The Complete Village Vanguard Recordings, 1961, a three-CD box set released in 2005, marks the first time the entire Bill Evans Trio's complete sets at the Village Vanguard on June 25, 1961, have been released in their entirety (outside of the 12-disc set containing Evans' complete Riverside recordings). It also marks the first U.S. release of the first take of "Gloria's Step," which is incomplete due to a power failure.
In a classic essay titled "That Sunday" originally published in The New Yorker, Adam Gopnik wrote of this music:[5]
It is easy to cite worshipful jazz-critic passages about [these recordings], concerning intonation and modal passages and singing tones .... It is difficult to explain the force the music does have, since it is not particularly forceful.

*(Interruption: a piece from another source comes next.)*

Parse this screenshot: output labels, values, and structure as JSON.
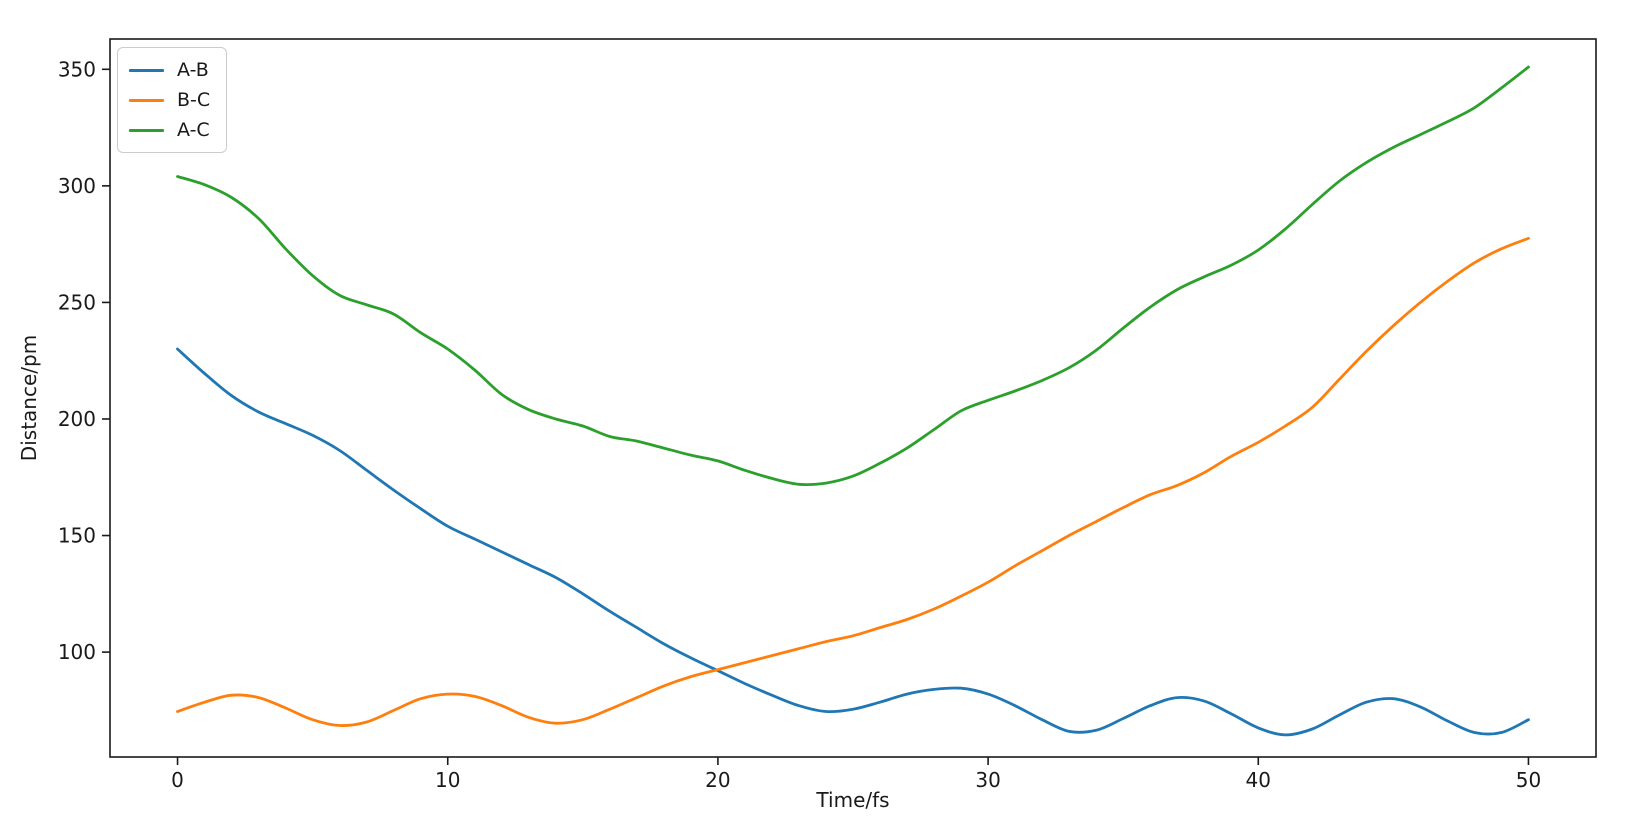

People who don’t respond to it are puzzled that anyone hears anything in it at all. They say that it sounds like “background music,” or like cocktail music. Philip Larkin, acerbic but sound, said that it had a Pierrot-in-the-moonlight quality, and how you feel about it, perhaps, depends on how you feel about Pierrot in moonlight. As the jazz critic Ira Gitler pointed out in the original liner notes, Evans was at the time an aficionado of Zen Buddhism, and the music he made was meditative and tuneful, between Suzuki and Snow White.

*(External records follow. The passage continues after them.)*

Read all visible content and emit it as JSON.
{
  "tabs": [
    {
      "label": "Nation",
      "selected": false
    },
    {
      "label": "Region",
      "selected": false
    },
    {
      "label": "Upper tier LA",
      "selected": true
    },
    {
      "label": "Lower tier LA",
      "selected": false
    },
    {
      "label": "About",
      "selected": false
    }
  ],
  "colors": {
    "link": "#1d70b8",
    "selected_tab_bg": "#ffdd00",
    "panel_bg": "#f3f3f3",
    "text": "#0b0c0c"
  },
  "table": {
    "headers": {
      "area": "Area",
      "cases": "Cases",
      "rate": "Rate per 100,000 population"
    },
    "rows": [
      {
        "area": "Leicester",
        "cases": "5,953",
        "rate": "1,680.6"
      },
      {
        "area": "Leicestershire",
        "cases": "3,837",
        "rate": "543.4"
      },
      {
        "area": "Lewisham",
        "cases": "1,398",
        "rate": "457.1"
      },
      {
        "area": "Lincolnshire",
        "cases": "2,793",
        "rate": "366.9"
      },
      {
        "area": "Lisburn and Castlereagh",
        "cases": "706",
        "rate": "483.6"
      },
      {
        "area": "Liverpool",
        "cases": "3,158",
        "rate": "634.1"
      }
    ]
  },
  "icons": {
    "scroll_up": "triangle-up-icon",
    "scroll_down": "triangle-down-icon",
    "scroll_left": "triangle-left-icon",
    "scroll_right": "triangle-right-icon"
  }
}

If you are vulnerable to this music, however, you are completely vulnerable to it. Bill Evans has no casual fans. After that afternoon, his name became synonymous with a heartbreak quality that is not like anything else in music. It is not little-boy-lost or blue, like Miles Davis, but transparent and wistful. Evans’s solos on “Alice in Wonderland” and “My Foolish Heart” and, especially, “Porgy” have a mother-of-pearl tone, singing and skipping, as though they were being played on the celesta or xylophone. They are as close to pure emotion, produced without impediments ... as exists in music. His music hints at the secret truth that New York is sad before it is busy, and that it is a kind of inverted garden, with all the flowers blooming down in the basements.